On Jun 2, 2007, at 4:55 PM, William Beaty wrote:
On Sat, 2 Jun 2007, Kyle R. Mcallister wrote:
About to go on some travels, will get some incense while I am out,
preferably something that smells nice and not like a house of ill
repute. :)
Y'know, I think incense smoke might give misleading results. Here's a
weird phenomenon:
Snip Bill's ion filament stuff I've always found fascinating.
What happens if we place some high-freq deflection electrodes near the
path of the electric wind in a lifter? Perhaps if we can wiggle
the fast
ion trajectories rapidly back and forth, any filament-shaped flows
will be
disrupted, and the electric wind will become a slower, large-volume
flow.
Turn on the high-freq "turbulence" electrodes, and suddenly the thrust
increases? This is just one more idea I've never tried testing.

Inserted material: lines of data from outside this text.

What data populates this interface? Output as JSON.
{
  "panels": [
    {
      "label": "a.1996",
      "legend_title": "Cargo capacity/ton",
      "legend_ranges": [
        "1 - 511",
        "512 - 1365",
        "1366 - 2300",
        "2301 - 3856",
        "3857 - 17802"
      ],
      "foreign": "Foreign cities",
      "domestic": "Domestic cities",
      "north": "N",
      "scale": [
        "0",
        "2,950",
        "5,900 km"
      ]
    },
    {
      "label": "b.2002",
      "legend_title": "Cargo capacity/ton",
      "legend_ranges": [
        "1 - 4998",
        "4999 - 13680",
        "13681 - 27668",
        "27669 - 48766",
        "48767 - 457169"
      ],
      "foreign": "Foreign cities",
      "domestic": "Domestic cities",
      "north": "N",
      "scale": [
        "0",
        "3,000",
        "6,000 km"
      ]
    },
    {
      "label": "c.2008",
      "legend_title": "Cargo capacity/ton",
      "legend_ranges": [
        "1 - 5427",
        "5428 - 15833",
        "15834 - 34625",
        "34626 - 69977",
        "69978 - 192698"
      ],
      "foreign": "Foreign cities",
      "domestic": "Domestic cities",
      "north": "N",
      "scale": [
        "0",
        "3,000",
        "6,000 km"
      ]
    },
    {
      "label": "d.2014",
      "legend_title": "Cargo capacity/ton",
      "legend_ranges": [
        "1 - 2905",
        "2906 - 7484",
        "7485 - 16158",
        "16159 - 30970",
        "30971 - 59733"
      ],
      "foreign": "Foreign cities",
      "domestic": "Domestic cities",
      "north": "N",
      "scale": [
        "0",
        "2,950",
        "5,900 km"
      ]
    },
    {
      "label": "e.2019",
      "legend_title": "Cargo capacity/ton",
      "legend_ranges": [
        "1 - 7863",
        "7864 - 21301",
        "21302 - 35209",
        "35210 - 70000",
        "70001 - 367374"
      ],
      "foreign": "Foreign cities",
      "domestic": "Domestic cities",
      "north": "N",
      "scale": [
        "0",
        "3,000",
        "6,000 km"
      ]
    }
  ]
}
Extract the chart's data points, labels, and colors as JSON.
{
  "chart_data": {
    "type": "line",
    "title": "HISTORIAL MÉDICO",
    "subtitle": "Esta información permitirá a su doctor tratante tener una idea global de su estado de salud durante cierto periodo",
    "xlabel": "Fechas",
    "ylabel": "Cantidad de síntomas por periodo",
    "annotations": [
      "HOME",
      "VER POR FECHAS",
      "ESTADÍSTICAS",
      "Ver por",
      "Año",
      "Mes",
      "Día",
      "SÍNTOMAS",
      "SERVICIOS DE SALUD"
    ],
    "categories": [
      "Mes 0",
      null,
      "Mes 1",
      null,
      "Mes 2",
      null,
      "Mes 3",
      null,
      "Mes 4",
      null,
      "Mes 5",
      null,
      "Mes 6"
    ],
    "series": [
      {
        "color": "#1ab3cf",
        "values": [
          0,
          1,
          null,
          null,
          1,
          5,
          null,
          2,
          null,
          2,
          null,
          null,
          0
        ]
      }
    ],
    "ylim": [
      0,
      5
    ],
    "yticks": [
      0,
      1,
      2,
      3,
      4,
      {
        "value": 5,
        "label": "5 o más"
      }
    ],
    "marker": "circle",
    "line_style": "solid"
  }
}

It seems to me the ion stream momentum *eventually* has to be
converted into broad air momentum - provided the opposed electrode is
far enough away.
One thought - a ring electrode opposed to the pointed electrode might
be adjusted so as to send the ion beam through the ring, and thus
"defocusing" it on the other side. If too close I assume it would
just "short out" the ion stream, but maybe some specific proportions
would work.
Another thought - the binding of the stream may in part be magnetic.
An orthogonal or even oblique magnetic field might break up the
stream in any case, by inducing cycloid motions.